Der Auftritt einer alten Dame, die forschen Schritts auf mich zukommt: »Können Sie mir bitte gaaanz schnell drei Fahrkarten zum Hauptbahnhof aus dem Automaten lassen?« Sie hält mir einen Geldschein unter die Nase, und ich erledige den Auftrag. Da kommen zwei junge Erwachsene aus dem Parkhaus gerannt. Die Dame wedelt triumphierend mit den Tickets: »Sagte ich doch, Kinders: kein Problem für eure Omi!«
Meine Oma benutzte oft den Begriff Läusknäcker für Menschen, die bei gewissen Dingen Haarspalterei bis zum Exzess betrieben. Das kann man einer Person an den Kopf werfen, ohne sie zu verletzen. Daher ist dieser Begriff ein fester Bestandteil in meinem Wortschatz geworden. Außerdem sorgt er meistens für Erheiterung.
Auch unsere »Kleinen« (5, 9 und 16) haben Spaß an Gameboy und iPhone. Doch mit den Nachbarskindern aus dem zweiten Stock tauschen sie sich über den Balkon per Brief und Schnurpost aus. Hurra!
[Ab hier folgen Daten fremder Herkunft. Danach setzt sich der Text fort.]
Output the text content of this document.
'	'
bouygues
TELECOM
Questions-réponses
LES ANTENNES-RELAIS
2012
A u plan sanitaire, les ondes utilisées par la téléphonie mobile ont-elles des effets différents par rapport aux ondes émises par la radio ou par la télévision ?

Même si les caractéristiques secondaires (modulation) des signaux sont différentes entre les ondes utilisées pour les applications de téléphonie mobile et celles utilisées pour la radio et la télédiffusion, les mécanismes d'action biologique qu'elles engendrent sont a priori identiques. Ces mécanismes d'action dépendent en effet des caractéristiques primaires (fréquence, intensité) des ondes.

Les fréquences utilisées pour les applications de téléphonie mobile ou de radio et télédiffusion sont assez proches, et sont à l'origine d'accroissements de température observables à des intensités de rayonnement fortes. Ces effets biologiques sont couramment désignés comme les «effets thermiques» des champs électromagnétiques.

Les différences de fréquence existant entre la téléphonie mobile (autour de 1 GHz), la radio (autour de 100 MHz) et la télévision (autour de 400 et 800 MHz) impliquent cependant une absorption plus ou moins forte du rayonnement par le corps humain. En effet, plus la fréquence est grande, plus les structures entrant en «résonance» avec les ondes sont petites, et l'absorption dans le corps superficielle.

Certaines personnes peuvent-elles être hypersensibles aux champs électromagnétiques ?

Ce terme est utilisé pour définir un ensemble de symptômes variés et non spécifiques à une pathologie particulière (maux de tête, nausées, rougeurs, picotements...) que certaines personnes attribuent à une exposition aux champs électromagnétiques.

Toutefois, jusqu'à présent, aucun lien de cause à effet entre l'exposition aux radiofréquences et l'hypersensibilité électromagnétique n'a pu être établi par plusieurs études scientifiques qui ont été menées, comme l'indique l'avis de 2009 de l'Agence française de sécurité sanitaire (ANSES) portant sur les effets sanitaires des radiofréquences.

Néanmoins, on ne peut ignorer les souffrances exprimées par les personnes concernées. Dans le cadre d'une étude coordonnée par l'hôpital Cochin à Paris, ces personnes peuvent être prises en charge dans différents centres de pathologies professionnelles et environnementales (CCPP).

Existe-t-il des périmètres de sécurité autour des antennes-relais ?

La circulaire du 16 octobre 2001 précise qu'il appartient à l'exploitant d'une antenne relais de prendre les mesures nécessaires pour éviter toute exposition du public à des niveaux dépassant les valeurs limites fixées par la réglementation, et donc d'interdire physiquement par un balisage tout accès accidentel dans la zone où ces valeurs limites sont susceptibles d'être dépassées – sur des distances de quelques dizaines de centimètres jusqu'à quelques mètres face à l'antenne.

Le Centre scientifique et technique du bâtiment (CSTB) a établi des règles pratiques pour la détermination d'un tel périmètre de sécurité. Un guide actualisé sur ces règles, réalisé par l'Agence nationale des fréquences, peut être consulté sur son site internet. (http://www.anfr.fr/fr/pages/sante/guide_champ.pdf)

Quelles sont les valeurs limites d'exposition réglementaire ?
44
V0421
Turckheim, Elsass: Aus dem Verkehrszeichen »Verbot der Einfahrt« haben unbekannte Künstler eine verführerische Einladung gemacht – ausgerechnet voreinerderzahlreichen »Winstuben«.
In der Berliner S-Bahn höre ich zu, wie sich zwei Germanistik-Studenten unterhalten: »Wie weit biste?« – »Viertes Semester!« – »Wat lest ihr denn jrade im Seminar?« – »Fontane, Effi Briest.« – »Soll furchtbar sein!« – »Schlimmer!!!«
Herbert Schüngeler, Hückelhoven-Brachelen, Nordrhein-Westfalen
Auf einer Familienfreizeit unterhielt ich mich mit einem anderen Westpfälzer beim Abtrocknen. Wir verfielen in unsere Mundart und kamen auf Poussieren und auf die Freierei gehen. Ausdrücke, die ich früher in meiner Westpfälzer Heimat oft gehört habe, wenn es darum ging, dass irgendeiner mit irgendeiner angebandelt hat oder zwei zusammen waren. Aber »poussieren« und »auf die Freierei gehen« klingt doch schöner!
Philemon und Baucis in einem Hotel: Ein älteres Ehepaar wartet auf den Fahrstuhl. Als dieser hält, ist nur noch Platz für eine Person. »Wir lassen uns nie allein«, lässt die alte Dame würdevoll vernehmen, während sich das Paar an den Händen hält. Noch nach Tagen kann ich nur mit Rührung an diese Szene zurückdenken.
In meiner Kindheit gab es das schöne Wort Postbeamter. Das fiel mir ein, nachdem ich nun schon seit mehr als zwei Wochen täglich in meinen leeren Briefkasten schaue. Denn es wird ja (unbefristet) gestreikt. Was war das für eine Zeit, in der die Post noch ein Staatsunternehmen war und alles pünktlich – mitunter sogar zweimal am Tag – zugestellt wurde! Inzwischen streiken auch die Geldautomatenbefüller. Was für eine Zeit, als es noch den Geldbriefträger gab!
Der Schornsteinfeger, der jeden Morgen an mir vorbeifährt, wenn ich mit meiner Hündin spazieren gehe, und der mich seit einiger Zeit freundlich grüßt, hielt heute neben mir an, ließ die Scheibe herunter und gab mir ein kleines Schornsteinfegermännchen. Mehr Glück kann man an seinem Geburtstag gar nicht haben!